Feature Default Description
tonic yes Tonic gRPC integration: codecs, service/client generation
stable no Compile on stable Rust (boxes async futures)
build-schemas no Compile-time schema registry via inventory
emit-proto-files no Write .proto files during compilation
chrono no DateTime<Utc>, TimeDelta support
fastnum no D128, D64, UD128 decimal support
solana no Solana SDK types (Address, Instruction, errors, etc.)
solana_address_hash no Solana address hasher support
teloxide no Telegram bot types
ahash no AHash hasher for collections
arc_swap no ArcSwap<T> wrapper
cache_padded no CachePadded<T> wrapper
parking_lot no parking_lot::Mutex<T>, RwLock<T>
papaya no Lock-free concurrent HashMap/HashSet
block_razor no Block Razor RPC integration
jito no Jito RPC integration
bloxroute no Bloxroute RPC integration
next_block no NextBlock RPC integration
no-recursion-limit no Disable decode recursion depth checking

Stable toolchain

The crate defaults to nightly for impl Trait in associated types, giving zero-cost futures in generated RPC services.
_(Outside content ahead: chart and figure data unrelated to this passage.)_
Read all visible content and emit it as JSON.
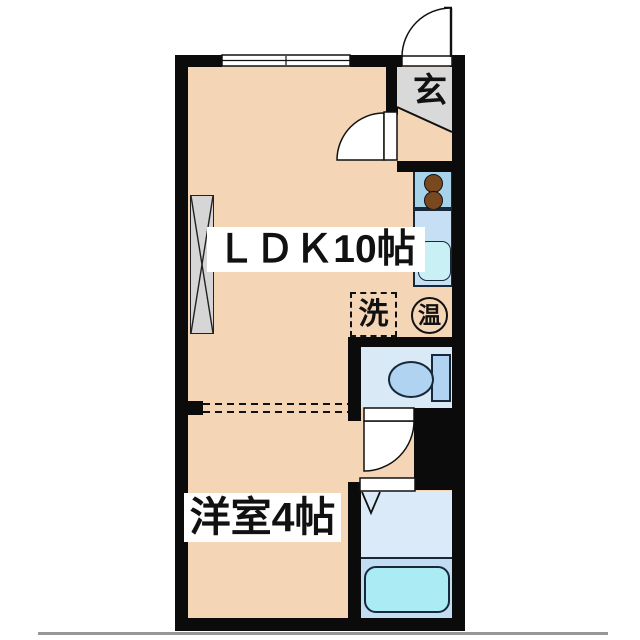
{
  "floorplan": {
    "rooms": {
      "ldk": {
        "label": "ＬＤＫ10帖"
      },
      "western_room": {
        "label": "洋室4帖"
      },
      "entrance": {
        "label": "玄"
      }
    },
    "fixtures": {
      "washing_machine": {
        "label": "洗"
      },
      "water_heater": {
        "label": "温"
      }
    },
    "colors": {
      "floor": "#F4D5B5",
      "wall": "#0B0B0B",
      "entrance_tile": "#D9D9D9",
      "toilet_room": "#D9E9F6",
      "bathroom_upper": "#DBEAF8",
      "bathroom_lower": "#C2DCF3",
      "bathtub": "#ABEBF4",
      "stove_counter": "#A6D3EA",
      "sink_counter": "#C6DFF4",
      "sink_basin": "#C8F0F5",
      "burner": "#7A481E",
      "toilet_fixture": "#AFD3F0",
      "closet": "#D6D6D6",
      "outline": "#16283A",
      "page_divider": "#979797"
    }
  }
}
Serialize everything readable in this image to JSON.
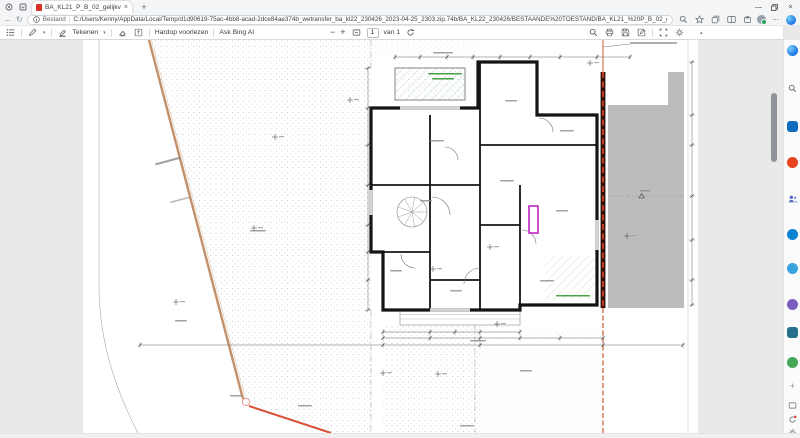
{
  "browser": {
    "tab": {
      "title": "BA_KL21_P_B_02_gelijkvloers 0...",
      "close_glyph": "×"
    },
    "new_tab_glyph": "+",
    "window_controls": {
      "minimize_glyph": "—",
      "close_glyph": "×"
    },
    "nav": {
      "back_glyph": "←",
      "refresh_glyph": "↻"
    },
    "address": {
      "scheme_label": "Bestand",
      "divider": "|",
      "url": "C:/Users/Kenny/AppData/Local/Temp/d1d90619-75ac-4bb8-acad-2dce84ae374b_wetransfer_ba_kl22_230426_2023-04-25_2303.zip.74b/BA_KL22_230426/BESTAANDE%20TOESTAND/BA_KL21_%20P_B_02_gelijkvloers%2000.pdf"
    }
  },
  "pdf_toolbar": {
    "draw_label": "Tekenen",
    "read_aloud_label": "Hardop voorlezen",
    "ask_bing_label": "Ask Bing AI",
    "zoom_out_glyph": "−",
    "zoom_in_glyph": "+",
    "page_number": "1",
    "page_total_label": "van 1"
  },
  "sidebar_icons": [
    "copilot",
    "search",
    "drop",
    "shopping",
    "people",
    "skype",
    "outlook",
    "m365",
    "designer",
    "games",
    "add",
    "screenshot",
    "feedback",
    "settings"
  ],
  "toolbar_icons": [
    "toc",
    "pen",
    "highlighter",
    "eraser",
    "add-text",
    "read-aloud",
    "search",
    "print",
    "save",
    "edit",
    "fit-page",
    "rotate",
    "more",
    "collapse"
  ],
  "colors": {
    "accent_blue": "#1a73e8",
    "viewer_background": "#e9e9e9",
    "boundary_tan": "#c2906a",
    "boundary_red": "#d94f35",
    "property_line_red": "#c13a22",
    "annotation_green": "#3f9b3f",
    "highlight_magenta": "#c026c0",
    "neighbor_gray": "#bcbcbc",
    "wall_black": "#141414"
  }
}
Enable the stable feature to compile on stable Rust — this boxes async futures (one allocation per RPC call) but keeps the API identical:

[dependencies]
proto_rs = { version = "0.11", features = ["stable"] }

Reverse encoding

The encoder writes in a single reverse pass (upb-style). Fields are emitted payload-first, then prefixed with lengths and tags. This avoids precomputing message sizes and produces deterministic output. The RevWriter trait powers this:

  • TAG == 0 encodes a root payload with no field key or length prefix
  • TAG != 0 prefixes the field key (and length for length-delimited payloads)
  • Fields and repeated elements are emitted in reverse order
  • RevWriter::finish_tight() returns the buffer without slack

Benchmarks

cargo bench -p bench_runner

The Criterion harness under benches/bench_runner includes zero-copy vs clone comparisons and encode/decode micro-benchmarks against Prost.

Testing

cargo test              # default features
cargo test --all-features  # all 500+ tests

The test suite covers codec roundtrips, cross-library compatibility with Prost, RPC integration, validation, and every supported type.